For O’keeffe, it seems, it’s never good enough. Every couple of weeks he assembles his chef and several staff members for a blind tasting of brews from around the world.

Those that pass muster – typically under 20% – might find their way into the restaurant’s ever-changing house blend, which typically contains beans from Colombia, Brazil, Sumatra and Costa Rica.

“I have been searching for the perfect coffee since my thirties,” said O’keeffe, now in his discrimina­ting seventies. “I have found that even the perfect blend will vary from time to time, depending on the year’s crop, something like wine but not quite as fickle.”

Last year, when I learned that he was planning a trip to coffee plantation­s in Costa Rica, I asked if I could tag along.

On a balmy Sunday evening we arrived in San José, the country’s sprawling capital.
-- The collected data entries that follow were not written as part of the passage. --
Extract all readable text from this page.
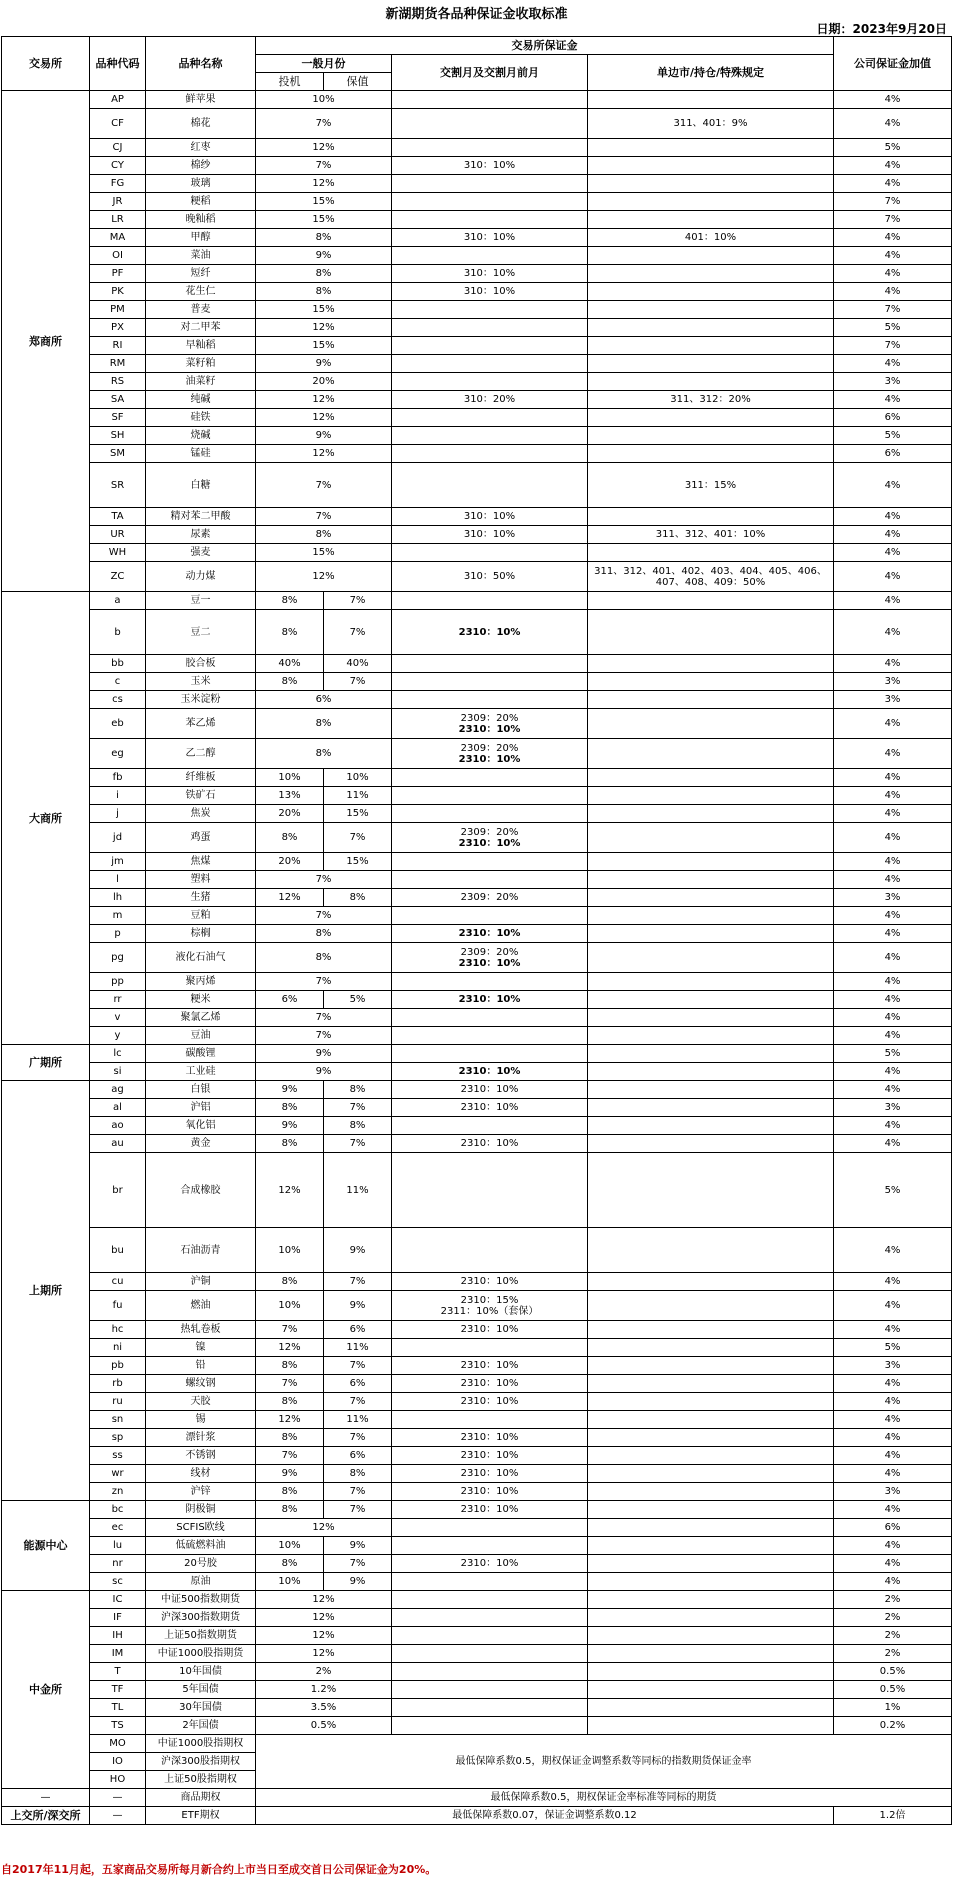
新湖期货各品种保证金收取标准
日期：2023年9月20日
交易所	品种代码	品种名称	交易所保证金				公司保证金加值
			一般月份		交割月及交割月前月	单边市/持仓/特殊规定	
			投机	保值			
郑商所	AP	鲜苹果	10%				4%
	CF	棉花	7%			311、401：9%	4%
	CJ	红枣	12%				5%
	CY	棉纱	7%		310：10%		4%
	FG	玻璃	12%				4%
	JR	粳稻	15%				7%
	LR	晚籼稻	15%				7%
	MA	甲醇	8%		310：10%	401：10%	4%
	OI	菜油	9%				4%
	PF	短纤	8%		310：10%		4%
	PK	花生仁	8%		310：10%		4%
	PM	普麦	15%				7%
	PX	对二甲苯	12%				5%
	RI	早籼稻	15%				7%
	RM	菜籽粕	9%				4%
	RS	油菜籽	20%				3%
	SA	纯碱	12%		310：20%	311、312：20%	4%
	SF	硅铁	12%				6%
	SH	烧碱	9%				5%
	SM	锰硅	12%				6%
	SR	白糖	7%			311：15%	4%
	TA	精对苯二甲酸	7%		310：10%		4%
	UR	尿素	8%		310：10%	311、312、401：10%	4%
	WH	强麦	15%				4%
	ZC	动力煤	12%		310：50%	311、312、401、402、403、404、405、406、407、408、409：50%	4%
大商所	a	豆一	8%	7%			4%
	b	豆二	8%	7%	2310：10%		4%
	bb	胶合板	40%	40%			4%
	c	玉米	8%	7%			3%
	cs	玉米淀粉	6%				3%
	eb	苯乙烯	8%		2309：20%
2310：10%		4%
	eg	乙二醇	8%		2309：20%
2310：10%		4%
	fb	纤维板	10%	10%			4%
	i	铁矿石	13%	11%			4%
	j	焦炭	20%	15%			4%
	jd	鸡蛋	8%	7%	2309：20%
2310：10%		4%
	jm	焦煤	20%	15%			4%
	l	塑料	7%				4%
	lh	生猪	12%	8%	2309：20%		3%
	m	豆粕	7%				4%
	p	棕榈	8%		2310：10%		4%
	pg	液化石油气	8%		2309：20%
2310：10%		4%
	pp	聚丙烯	7%				4%
	rr	粳米	6%	5%	2310：10%		4%
	v	聚氯乙烯	7%				4%
	y	豆油	7%				4%
广期所	lc	碳酸锂	9%				5%
	si	工业硅	9%		2310：10%		4%
上期所	ag	白银	9%	8%	2310：10%		4%
	al	沪铝	8%	7%	2310：10%		3%
	ao	氧化铝	9%	8%			4%
	au	黄金	8%	7%	2310：10%		4%
	br	合成橡胶	12%	11%			5%
	bu	石油沥青	10%	9%			4%
	cu	沪铜	8%	7%	2310：10%		4%
	fu	燃油	10%	9%	2310：15%
2311：10%（套保）		4%
	hc	热轧卷板	7%	6%	2310：10%		4%
	ni	镍	12%	11%			5%
	pb	铅	8%	7%	2310：10%		3%
	rb	螺纹钢	7%	6%	2310：10%		4%
	ru	天胶	8%	7%	2310：10%		4%
	sn	锡	12%	11%			4%
	sp	漂针浆	8%	7%	2310：10%		4%
	ss	不锈钢	7%	6%	2310：10%		4%
	wr	线材	9%	8%	2310：10%		4%
	zn	沪锌	8%	7%	2310：10%		3%
能源中心	bc	阴极铜	8%	7%	2310：10%		4%
	ec	SCFIS欧线	12%				6%
	lu	低硫燃料油	10%	9%			4%
	nr	20号胶	8%	7%	2310：10%		4%
	sc	原油	10%	9%			4%
中金所	IC	中证500指数期货	12%				2%
	IF	沪深300指数期货	12%				2%
	IH	上证50指数期货	12%				2%
	IM	中证1000股指期货	12%				2%
	T	10年国债	2%				0.5%
	TF	5年国债	1.2%				0.5%
	TL	30年国债	3.5%				1%
	TS	2年国债	0.5%				0.2%
	MO	中证1000股指期权	最低保障系数0.5，期权保证金调整系数等同标的指数期货保证金率				
	IO	沪深300股指期权					
	HO	上证50股指期权					
—	—	商品期权	最低保障系数0.5，期权保证金率标准等同标的期货				
上交所/深交所	—	ETF期权	最低保障系数0.07，保证金调整系数0.12				1.2倍
自2017年11月起，五家商品交易所每月新合约上市当日至成交首日公司保证金为20%。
We drove 20 minutes to the town of Belen and the Costa Rica Marriott Hotel Hacienda Belen, a delightful Spanish colonial hotel with 299 rooms.
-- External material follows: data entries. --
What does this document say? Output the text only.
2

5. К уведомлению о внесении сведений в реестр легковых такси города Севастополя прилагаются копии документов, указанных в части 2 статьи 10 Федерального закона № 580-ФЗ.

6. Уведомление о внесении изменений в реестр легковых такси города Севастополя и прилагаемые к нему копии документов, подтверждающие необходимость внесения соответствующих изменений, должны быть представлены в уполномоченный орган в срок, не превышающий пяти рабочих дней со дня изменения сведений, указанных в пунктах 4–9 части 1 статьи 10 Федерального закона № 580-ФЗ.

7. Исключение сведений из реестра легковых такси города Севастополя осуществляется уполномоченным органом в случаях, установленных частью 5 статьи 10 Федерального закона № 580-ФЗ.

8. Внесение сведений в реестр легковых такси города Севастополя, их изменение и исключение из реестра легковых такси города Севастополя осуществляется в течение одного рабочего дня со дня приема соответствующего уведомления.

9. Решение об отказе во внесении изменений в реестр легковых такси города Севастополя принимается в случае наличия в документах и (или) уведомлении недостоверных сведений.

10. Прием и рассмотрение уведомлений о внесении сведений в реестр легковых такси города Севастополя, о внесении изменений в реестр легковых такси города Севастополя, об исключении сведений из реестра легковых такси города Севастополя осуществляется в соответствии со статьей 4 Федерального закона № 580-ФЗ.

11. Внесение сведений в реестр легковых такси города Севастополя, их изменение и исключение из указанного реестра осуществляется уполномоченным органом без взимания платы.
On our first morning we enjoyed a typical Costa Rican breakfast. It commenced with spectacula­r fruits and the country’s omnipresen­t national dish, called “gallo pinto” (spotted rooster). It’s a simple but tasty combinatio­n of black beans, rice, onions and cilantro. Our gallo pinto was served with the customary scrambled eggs, tortillas and natilla, which is like sour cream but not as thick. And on the table was a small bottle of the popular condiment called Lizano, which is like a sweetsavou­ry steak sauce.

O’keeffe was interested in comparing freshly-roasted Arabica coffee (Arabica beans are the highest quality; robusta beans are generally for the mass market) with what he purchases once the beans are exported to New York. (They should be very similar if delivered promptly and shielded from air and sunlight.)

Our first destinatio­n was a coffee company outside of San José called Café Britt. It was founded in 1985 by Steve Aronson, an American now living in Costa Rica and a world authority on coffee whose career dates to the early 1970s as an apprentice taster in Manhattan’s former coffee district, near the South Street Seaport.

“At that time all of the good Costa Rican coffee was exported, and the inferior stuff stayed here,” Aronson said. He wanted to change that. He launched the first gourmet coffee growing and roasting company in the country and began domestic distributi­on while at the same time building his export trade. Today, Britt coffee is sold throughout much of Central and South America.